Extrait de l'article du Figaro du vendredi 16 février 2024, page 17 d’Olivier Babeau - : « Fiasco du bonus réparation : Nos dirigeants ne comprennent pas les mécanismes économiques de base »
O. Babeau est professeur à l'université de Bordeaux et essayiste. Il a notamment
publié « La tyrannie du divertissement » Chez Buchet Chastel 2023
Le ministre de la transition écologique, Christophe Béchu a annoncé le doublement du montant du bonus pour 5 appareils quotidiens (TV, lave-linge, aspirateur, etc.) et l'augmentation de 5€ du bonus
réparation pour les produits électroniques. Seulement, l'Association de consommateurs CLCV a révélé que depuis la mise en place du dispositif en 2022, les prix de certains dépannages ont grimpé en moyenne de 10% à 15%. Autrement dit, l'argent public du bonus censé aider les consommateurs passent dans la poche des entreprises. Sans compter l'armée de fonctionnaires nécessaires à la mise
en place et au fonctionnement de ce type de mesure réputées être « très simples ». () Rappelons-nous que pour Kafka « Les chaînes de l'humanité tourmentées sont en papier de ministères. »
Cette affaire révèle quelque chose de plus fondamentalement inquiétant : l'absence de compréhension par nos dirigeants des mécanismes économiques de base. Face à une offre de service relativement rigide (on n'ouvre pas un réparateur labellisé comme cela), la réaction normale et même saine à une augmentation subite de la demande est une augmentation des prix.
Ce genre d'incompréhension des mécanismes microéconomiques de base () c'est typiquement le problème associé aux aides liées au logement (comme les APL qui font monter les loyers).

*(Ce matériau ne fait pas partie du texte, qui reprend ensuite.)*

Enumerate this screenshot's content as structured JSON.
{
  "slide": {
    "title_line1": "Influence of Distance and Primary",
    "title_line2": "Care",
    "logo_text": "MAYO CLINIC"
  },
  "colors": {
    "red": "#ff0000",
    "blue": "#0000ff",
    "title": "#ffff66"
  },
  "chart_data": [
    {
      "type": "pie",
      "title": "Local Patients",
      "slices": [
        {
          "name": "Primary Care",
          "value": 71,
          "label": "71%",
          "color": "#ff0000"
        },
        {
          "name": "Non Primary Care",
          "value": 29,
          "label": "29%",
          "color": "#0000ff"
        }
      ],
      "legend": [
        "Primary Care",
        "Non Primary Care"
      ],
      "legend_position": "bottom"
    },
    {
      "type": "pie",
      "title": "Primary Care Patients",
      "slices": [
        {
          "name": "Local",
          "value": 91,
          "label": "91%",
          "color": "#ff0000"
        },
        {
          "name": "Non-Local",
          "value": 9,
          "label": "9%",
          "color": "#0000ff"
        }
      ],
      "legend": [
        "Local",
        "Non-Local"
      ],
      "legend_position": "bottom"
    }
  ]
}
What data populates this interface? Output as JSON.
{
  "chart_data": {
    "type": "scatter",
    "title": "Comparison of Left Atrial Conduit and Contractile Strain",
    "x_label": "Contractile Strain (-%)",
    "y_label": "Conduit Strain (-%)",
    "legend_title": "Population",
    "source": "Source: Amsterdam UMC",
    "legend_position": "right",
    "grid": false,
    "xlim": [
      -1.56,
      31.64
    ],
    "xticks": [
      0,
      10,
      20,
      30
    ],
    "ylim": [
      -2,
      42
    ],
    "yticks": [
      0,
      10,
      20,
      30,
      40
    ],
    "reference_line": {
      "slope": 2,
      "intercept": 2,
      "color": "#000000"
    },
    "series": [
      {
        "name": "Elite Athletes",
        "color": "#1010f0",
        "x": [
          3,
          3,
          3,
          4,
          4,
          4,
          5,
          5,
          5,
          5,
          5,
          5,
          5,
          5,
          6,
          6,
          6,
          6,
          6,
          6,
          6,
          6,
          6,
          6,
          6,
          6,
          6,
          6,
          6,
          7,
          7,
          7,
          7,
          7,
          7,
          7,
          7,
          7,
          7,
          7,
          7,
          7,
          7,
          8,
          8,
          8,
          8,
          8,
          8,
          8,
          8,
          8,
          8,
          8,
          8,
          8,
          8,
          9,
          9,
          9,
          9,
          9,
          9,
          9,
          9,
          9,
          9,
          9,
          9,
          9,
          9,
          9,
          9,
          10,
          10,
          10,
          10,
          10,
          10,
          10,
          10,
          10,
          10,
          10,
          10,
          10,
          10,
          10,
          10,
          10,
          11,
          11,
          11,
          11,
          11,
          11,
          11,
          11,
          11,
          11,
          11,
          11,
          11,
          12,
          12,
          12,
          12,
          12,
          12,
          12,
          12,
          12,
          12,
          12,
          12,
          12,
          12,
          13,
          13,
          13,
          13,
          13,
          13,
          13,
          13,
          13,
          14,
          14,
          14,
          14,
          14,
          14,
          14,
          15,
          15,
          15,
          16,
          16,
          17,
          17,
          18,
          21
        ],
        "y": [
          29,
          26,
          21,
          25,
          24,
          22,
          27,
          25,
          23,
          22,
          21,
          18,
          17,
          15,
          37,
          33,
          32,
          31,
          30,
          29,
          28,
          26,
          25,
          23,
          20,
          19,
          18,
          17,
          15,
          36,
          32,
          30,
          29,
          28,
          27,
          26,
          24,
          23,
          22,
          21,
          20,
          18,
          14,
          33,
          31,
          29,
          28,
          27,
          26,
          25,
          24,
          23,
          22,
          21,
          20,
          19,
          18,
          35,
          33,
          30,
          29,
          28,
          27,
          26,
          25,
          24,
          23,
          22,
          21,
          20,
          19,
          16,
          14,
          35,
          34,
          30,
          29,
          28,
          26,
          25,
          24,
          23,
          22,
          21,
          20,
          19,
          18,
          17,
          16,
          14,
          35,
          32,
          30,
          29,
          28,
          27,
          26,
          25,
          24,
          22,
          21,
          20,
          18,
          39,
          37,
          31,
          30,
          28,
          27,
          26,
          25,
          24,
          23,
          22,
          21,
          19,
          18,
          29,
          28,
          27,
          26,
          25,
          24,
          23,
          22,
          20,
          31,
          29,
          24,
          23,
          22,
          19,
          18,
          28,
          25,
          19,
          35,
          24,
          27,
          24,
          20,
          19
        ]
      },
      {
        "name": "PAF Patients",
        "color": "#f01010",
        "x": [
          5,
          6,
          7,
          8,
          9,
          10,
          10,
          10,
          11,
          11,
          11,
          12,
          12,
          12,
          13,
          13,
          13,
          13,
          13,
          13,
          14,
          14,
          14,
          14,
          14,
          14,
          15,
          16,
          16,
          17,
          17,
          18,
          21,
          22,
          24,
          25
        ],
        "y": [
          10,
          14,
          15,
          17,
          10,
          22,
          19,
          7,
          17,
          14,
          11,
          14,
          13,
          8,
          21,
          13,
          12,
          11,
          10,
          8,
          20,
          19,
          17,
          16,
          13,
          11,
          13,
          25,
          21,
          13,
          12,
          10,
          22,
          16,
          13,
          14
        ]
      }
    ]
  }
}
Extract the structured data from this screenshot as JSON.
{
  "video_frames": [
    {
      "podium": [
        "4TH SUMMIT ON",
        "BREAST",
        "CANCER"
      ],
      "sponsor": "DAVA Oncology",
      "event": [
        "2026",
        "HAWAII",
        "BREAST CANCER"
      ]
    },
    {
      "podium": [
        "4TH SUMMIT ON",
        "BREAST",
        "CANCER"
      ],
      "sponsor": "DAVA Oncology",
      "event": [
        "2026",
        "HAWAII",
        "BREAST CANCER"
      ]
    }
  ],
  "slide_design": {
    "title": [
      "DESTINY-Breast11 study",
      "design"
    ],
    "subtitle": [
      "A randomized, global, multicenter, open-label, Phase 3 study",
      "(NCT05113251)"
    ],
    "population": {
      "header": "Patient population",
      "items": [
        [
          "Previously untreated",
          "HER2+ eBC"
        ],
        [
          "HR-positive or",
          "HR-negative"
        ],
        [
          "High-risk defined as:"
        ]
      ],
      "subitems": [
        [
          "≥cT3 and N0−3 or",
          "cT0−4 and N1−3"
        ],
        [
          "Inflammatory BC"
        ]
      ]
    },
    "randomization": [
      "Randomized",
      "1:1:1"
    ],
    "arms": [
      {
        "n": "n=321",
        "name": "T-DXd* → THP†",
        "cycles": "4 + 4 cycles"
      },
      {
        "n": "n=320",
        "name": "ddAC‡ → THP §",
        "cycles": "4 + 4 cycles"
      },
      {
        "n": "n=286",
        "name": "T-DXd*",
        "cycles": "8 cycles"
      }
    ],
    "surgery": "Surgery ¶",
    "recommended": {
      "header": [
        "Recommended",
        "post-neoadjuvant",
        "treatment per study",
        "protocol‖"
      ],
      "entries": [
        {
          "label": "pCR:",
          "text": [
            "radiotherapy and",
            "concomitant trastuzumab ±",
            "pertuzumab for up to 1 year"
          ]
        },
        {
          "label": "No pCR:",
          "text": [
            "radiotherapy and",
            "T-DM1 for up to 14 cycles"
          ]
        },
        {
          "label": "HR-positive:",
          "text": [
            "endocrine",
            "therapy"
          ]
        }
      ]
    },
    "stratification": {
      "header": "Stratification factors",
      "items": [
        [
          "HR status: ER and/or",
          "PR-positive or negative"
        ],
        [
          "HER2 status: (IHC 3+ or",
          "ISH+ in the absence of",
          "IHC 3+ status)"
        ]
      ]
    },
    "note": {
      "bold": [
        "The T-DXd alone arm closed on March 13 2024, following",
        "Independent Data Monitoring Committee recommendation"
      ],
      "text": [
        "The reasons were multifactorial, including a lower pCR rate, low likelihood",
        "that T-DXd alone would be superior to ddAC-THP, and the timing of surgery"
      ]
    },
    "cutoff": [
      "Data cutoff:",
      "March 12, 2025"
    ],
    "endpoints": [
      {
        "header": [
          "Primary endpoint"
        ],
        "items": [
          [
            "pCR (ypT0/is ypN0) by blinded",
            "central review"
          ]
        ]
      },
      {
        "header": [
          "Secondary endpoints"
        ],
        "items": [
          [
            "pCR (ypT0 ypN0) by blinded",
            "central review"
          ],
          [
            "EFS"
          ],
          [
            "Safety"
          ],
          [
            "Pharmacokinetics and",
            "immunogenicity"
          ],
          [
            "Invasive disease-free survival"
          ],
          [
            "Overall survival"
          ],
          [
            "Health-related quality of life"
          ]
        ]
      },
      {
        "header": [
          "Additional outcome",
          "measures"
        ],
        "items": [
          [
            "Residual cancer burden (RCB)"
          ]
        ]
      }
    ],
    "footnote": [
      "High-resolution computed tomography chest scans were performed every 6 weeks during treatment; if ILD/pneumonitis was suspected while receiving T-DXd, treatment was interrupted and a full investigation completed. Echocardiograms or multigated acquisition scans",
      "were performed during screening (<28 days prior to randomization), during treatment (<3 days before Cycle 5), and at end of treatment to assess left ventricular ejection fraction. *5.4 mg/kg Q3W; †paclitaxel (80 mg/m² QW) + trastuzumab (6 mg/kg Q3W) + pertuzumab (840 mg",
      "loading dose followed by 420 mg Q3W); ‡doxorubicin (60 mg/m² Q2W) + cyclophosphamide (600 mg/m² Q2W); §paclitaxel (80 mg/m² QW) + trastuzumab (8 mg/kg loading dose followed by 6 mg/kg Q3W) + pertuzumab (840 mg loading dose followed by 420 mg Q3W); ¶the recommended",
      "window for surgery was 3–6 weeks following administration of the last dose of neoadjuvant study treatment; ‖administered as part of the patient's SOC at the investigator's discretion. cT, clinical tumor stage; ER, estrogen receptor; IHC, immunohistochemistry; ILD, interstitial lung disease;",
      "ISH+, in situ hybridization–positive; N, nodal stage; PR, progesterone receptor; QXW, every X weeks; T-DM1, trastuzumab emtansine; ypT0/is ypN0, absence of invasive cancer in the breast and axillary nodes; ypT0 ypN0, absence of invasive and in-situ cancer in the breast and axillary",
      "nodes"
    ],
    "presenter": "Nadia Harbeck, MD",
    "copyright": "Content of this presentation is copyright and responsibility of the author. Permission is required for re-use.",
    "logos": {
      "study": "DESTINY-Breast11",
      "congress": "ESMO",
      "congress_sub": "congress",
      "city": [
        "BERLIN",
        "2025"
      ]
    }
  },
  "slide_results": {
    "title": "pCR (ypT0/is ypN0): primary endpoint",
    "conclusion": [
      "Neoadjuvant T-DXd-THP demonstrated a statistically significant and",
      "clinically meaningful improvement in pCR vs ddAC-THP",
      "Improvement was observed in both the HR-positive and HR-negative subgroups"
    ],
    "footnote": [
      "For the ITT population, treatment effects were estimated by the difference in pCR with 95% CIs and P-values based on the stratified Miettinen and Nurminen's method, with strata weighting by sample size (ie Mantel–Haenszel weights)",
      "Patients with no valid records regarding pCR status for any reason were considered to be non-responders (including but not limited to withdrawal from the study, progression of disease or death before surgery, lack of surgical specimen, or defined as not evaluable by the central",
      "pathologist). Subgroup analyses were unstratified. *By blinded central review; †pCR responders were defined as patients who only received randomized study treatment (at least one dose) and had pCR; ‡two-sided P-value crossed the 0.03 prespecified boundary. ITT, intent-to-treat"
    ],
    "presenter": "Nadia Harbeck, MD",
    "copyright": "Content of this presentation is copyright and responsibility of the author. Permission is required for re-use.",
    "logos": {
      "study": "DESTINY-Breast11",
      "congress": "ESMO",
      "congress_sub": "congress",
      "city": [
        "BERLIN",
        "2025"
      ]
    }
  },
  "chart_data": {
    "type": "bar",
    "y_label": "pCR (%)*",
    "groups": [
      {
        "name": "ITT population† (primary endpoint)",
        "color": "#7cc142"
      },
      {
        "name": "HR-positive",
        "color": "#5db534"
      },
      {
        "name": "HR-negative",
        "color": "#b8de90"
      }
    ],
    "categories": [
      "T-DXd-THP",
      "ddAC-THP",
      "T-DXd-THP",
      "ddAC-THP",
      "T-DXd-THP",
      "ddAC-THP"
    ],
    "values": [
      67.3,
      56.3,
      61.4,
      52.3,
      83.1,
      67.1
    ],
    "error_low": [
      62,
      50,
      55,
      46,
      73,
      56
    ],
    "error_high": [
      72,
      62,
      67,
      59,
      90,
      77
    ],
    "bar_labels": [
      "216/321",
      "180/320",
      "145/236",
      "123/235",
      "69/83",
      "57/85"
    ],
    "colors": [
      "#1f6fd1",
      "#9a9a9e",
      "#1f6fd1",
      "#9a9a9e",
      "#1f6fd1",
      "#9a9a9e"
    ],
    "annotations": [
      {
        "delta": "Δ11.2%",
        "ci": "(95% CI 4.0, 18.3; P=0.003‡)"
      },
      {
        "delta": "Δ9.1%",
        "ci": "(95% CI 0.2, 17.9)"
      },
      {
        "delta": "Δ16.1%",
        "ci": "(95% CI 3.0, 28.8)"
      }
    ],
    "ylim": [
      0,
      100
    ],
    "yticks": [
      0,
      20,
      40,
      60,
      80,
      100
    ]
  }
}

() En 2020, la présidente du jury d'admission de l'ENA déplorait dans son rapport « la méconnaissance par les candidats de la vie des entreprises, de ce qu'est un modèle économique, la faible culture industrielle et microéconomique (…) »
Pour ceux qui nous dirigent et peuplent nos administrations hélas souvent dépourvus de réelles expériences du secteur privé, l'entreprise est avant tout une source de recettes fiscales. Autre triste leçon de l'affaire. (Elle nous confirme que) l'État se disperse dans mille interventions à l'utilité douteuse. On le sait depuis Sénèque : « qui est partout n'est nulle part » - L'État néglige la vision, s'épuise sur le superflu et rate le nécessaire. On l'aurait souhaité moins concentré sur la production de micro dispositifs écologiques finissant en eau de boudin que prompt à lancer le grand œuvre du renouvellement de notre parc nucléaire. Il a pris de trop nombreuses années de retard par incapacité à se détourner. L'effet écologique aurait été autrement plus probant. L’État s'éparpille et se complexifie, produit des lois et réglementations bavardes qui nécessitent à leur tour plus de prélèvements. Le tout en nous traitant en éternels mineurs.
Chers dirigeants publics () assurez les missions régaliennes et créez un cadre simple et pragmatique pour notre compétitivité et la difficile transition écologique. Nous avons besoin d'un État fort là où ilest utile. S'il n'est pas nécessaire qu'il soit quelque part, il est nécessaire
qu'il n'y soit pas. Faites moins pour faire bien.